While experimenting with some major changes to my Django models I seriously messed everything up. Luckily, I had not committed any changes, so I dropped all the changes. The next step was to get my database back the way it was before. Eventually, I got to the point where I could successfully run the makemigrations and migrate commands without issue. However, whenever I try to visit the site, I get the ProgrammingError saying that my table topspots_notification does not exist.

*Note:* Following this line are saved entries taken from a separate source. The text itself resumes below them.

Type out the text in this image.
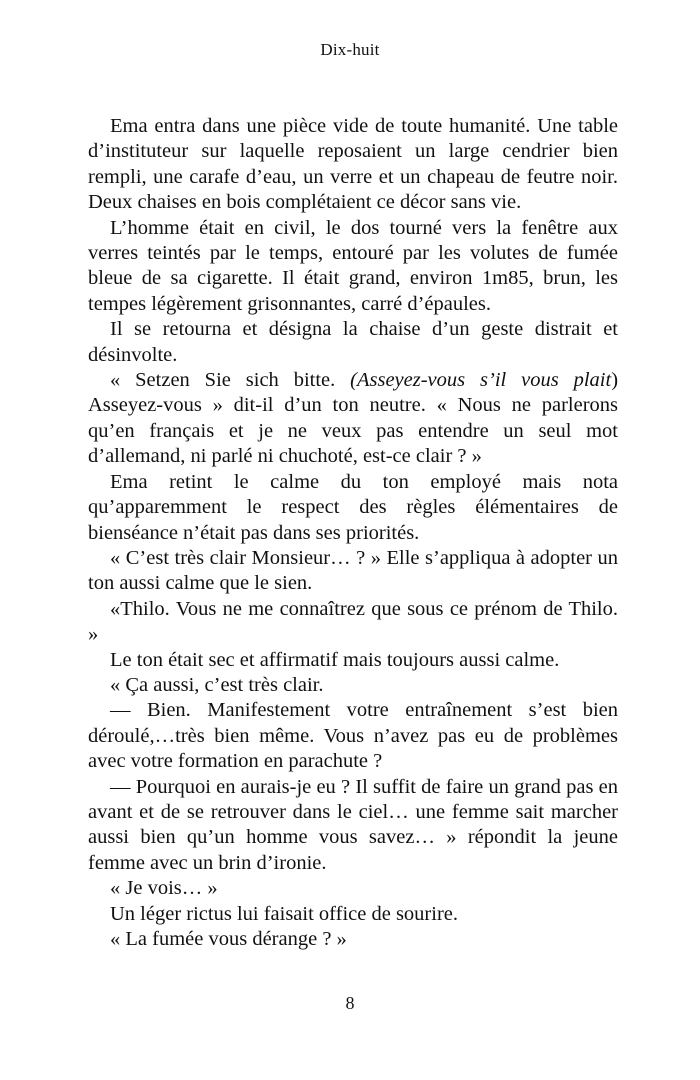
Dix-huit

Ema entra dans une pièce vide de toute humanité. Une table d’instituteur sur laquelle reposaient un large cendrier bien rempli, une carafe d’eau, un verre et un chapeau de feutre noir. Deux chaises en bois complétaient ce décor sans vie.

L’homme était en civil, le dos tourné vers la fenêtre aux verres teintés par le temps, entouré par les volutes de fumée bleue de sa cigarette. Il était grand, environ 1m85, brun, les tempes légèrement grisonnantes, carré d’épaules.

Il se retourna et désigna la chaise d’un geste distrait et désinvolte.

« Setzen Sie sich bitte. (Asseyez-vous s’il vous plait) Asseyez-vous » dit-il d’un ton neutre. « Nous ne parlerons qu’en français et je ne veux pas entendre un seul mot d’allemand, ni parlé ni chuchoté, est-ce clair ? »

Ema retint le calme du ton employé mais nota qu’apparemment le respect des règles élémentaires de bienséance n’était pas dans ses priorités.

« C’est très clair Monsieur… ? » Elle s’appliqua à adopter un ton aussi calme que le sien.

«Thilo. Vous ne me connaîtrez que sous ce prénom de Thilo. »

Le ton était sec et affirmatif mais toujours aussi calme.

« Ça aussi, c’est très clair.

— Bien. Manifestement votre entraînement s’est bien déroulé,…très bien même. Vous n’avez pas eu de problèmes avec votre formation en parachute ?

— Pourquoi en aurais-je eu ? Il suffit de faire un grand pas en avant et de se retrouver dans le ciel… une femme sait marcher aussi bien qu’un homme vous savez… » répondit la jeune femme avec un brin d’ironie.

« Je vois… »

Un léger rictus lui faisait office de sourire.

« La fumée vous dérange ? »

8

I have the following migration file in my migrations folder:

# -*- coding: utf-8 -*-
# Generated by Django 1.9.6 on 2016-08-25 15:52
from __future__ import unicode_literals

from django.conf import settings
from django.db import migrations, models
import django.db.models.deletion


class Migration(migrations.Migration):

    dependencies = [
        migrations.swappable_dependency(settings.AUTH_USER_MODEL),
        ('topspots', '0018_siteuser_share_location'),
    ]

    operations = [
        migrations.CreateModel(
            name='Notification',
            fields=[
                ('id', models.AutoField(auto_created=True, primary_key=True, serialize=False, verbose_name='ID')),
                ('message', models.TextField()),
                ('recipient', models.ForeignKey(on_delete=django.db.models.deletion.CASCADE, related_name='recipient_notification', to=settings.AUTH_USER_MODEL)),
                ('sender', models.ForeignKey(null=True, on_delete=django.db.models.deletion.CASCADE, related_name='sender_notification', to=settings.AUTH_USER_MODEL)),
            ],
        ),
    ]

Which is supposed to create that table. If I try to run this migration specifically, it will fail while trying to unapply later migrations that reference that table, since that table does not exist. I have tried deleting the above migration (where my notification table is created), and every model that comes after it. Then I run makemigrations and migrate again, but it says there are no migrations to apply, and my table has still not been created.

My question is: why isn't my table getting created when I run migrations? I know that I could manually create the table in MySQL, but I would like to know what I did wrong to mess up my database in this way.

I have seen a number of SO posts related to tables not getting created and migrations not being applied, but I have not found anything that works for me yet.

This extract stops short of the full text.